Books
Biography: A Very Short Introduction
French Revolution: A Very Short Introduction:
Energy Systems: A Very Short Introduction
George Bernard Shaw: A Very Short Introduction
Fairy Tale: A Very Short Introduction
Derrida: A Very Short Introduction
Enzymes: A Very Short Introduction
Communismm: A Very Short Introduction
Hermeneutics: A Very Short Introduction
Gandhi: A Very Short Introduction
Capitalism: A Very Short Introduction
Agriculture: A Very Short Introduction
Fire: A Very Short Introduction
Genes: A Very Short Introduction
Causation: A Very Short Introduction
Education: A Very Short Introduction
Anaesthesia: A Very Short Introduction
Antisemitism: A Very Short Introduction
COGNITIVE NEUROSCIENCE P VSI: A Very Short Introduction
Online store of household appliances and electronics
Then the question arises: where’s the content? Not there yet? That’s not so bad, there’s dummy copy to the rescue. But worse, what if the fish doesn’t fit in the can, the foot’s to big for the boot? Or to small? To short sentences, to many headings, images too large for the proposed design, or too small, or they fit in but it looks iffy for reasons.

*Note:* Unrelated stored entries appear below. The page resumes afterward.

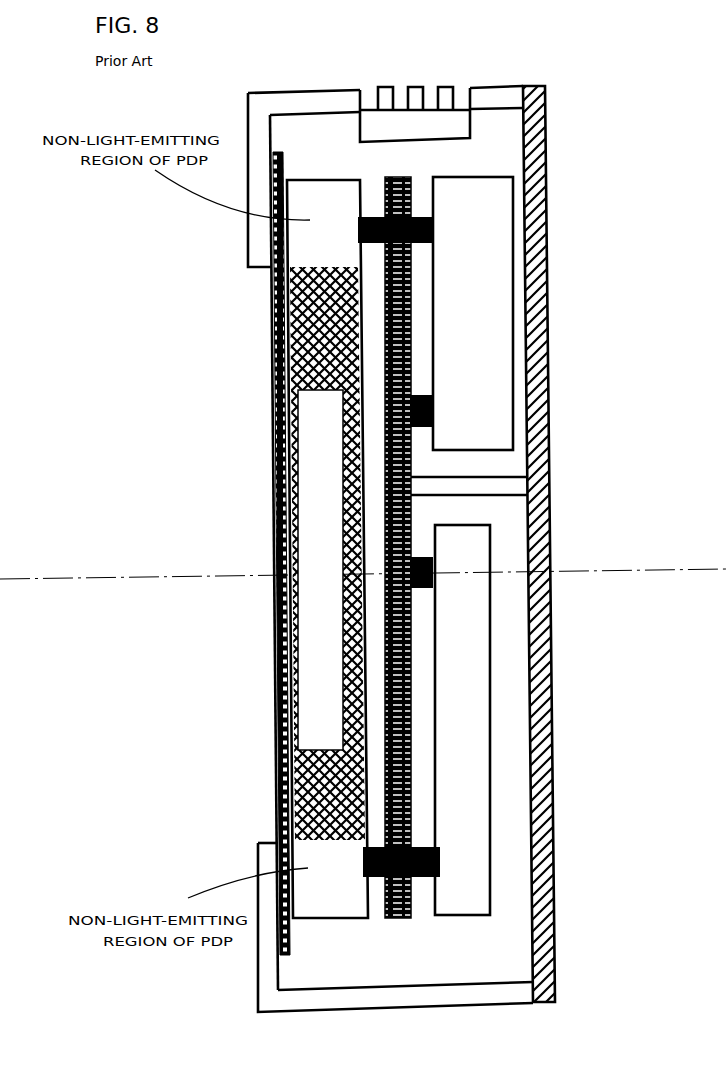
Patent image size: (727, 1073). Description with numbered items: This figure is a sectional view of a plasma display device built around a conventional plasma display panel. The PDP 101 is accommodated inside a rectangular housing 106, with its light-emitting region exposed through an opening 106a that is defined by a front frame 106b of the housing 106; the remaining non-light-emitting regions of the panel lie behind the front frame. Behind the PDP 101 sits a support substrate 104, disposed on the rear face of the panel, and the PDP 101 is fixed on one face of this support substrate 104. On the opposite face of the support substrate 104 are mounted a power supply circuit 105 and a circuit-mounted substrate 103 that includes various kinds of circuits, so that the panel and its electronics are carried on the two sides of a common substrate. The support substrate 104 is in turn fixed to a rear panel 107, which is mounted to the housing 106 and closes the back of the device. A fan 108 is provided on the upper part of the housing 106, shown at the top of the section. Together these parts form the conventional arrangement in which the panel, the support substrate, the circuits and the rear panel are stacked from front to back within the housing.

The PDP 101 is at (347, 918).
The circuit-mounted substrate 103 is at (467, 915).
The support substrate 104 is at (403, 918).
The power supply circuit 105 is at (492, 185).
The housing 106 is at (302, 105).
The opening 106a is at (262, 270).
The front frame 106b is at (257, 241).
The rear panel 107 is at (550, 943).
The fan 108 is at (465, 125).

A client that’s unhappy for a reason is a problem, a client that’s unhappy though he or her can’t quite put a finger on it is worse. Chances are there wasn’t collaboration, communication, and checkpoints, there wasn’t a process agreed upon or specified with the granularity required. It’s content strategy gone awry right from the start. If that’s what you think how bout the other way around? How can you evaluate content without design? No typography, no colors, no layout, no styles, all those things that convey the important signals that go beyond the mere textual, hierarchies of information, weight, emphasis, oblique stresses, priorities, all those subtle cues that also have visual and emotional appeal to the reader.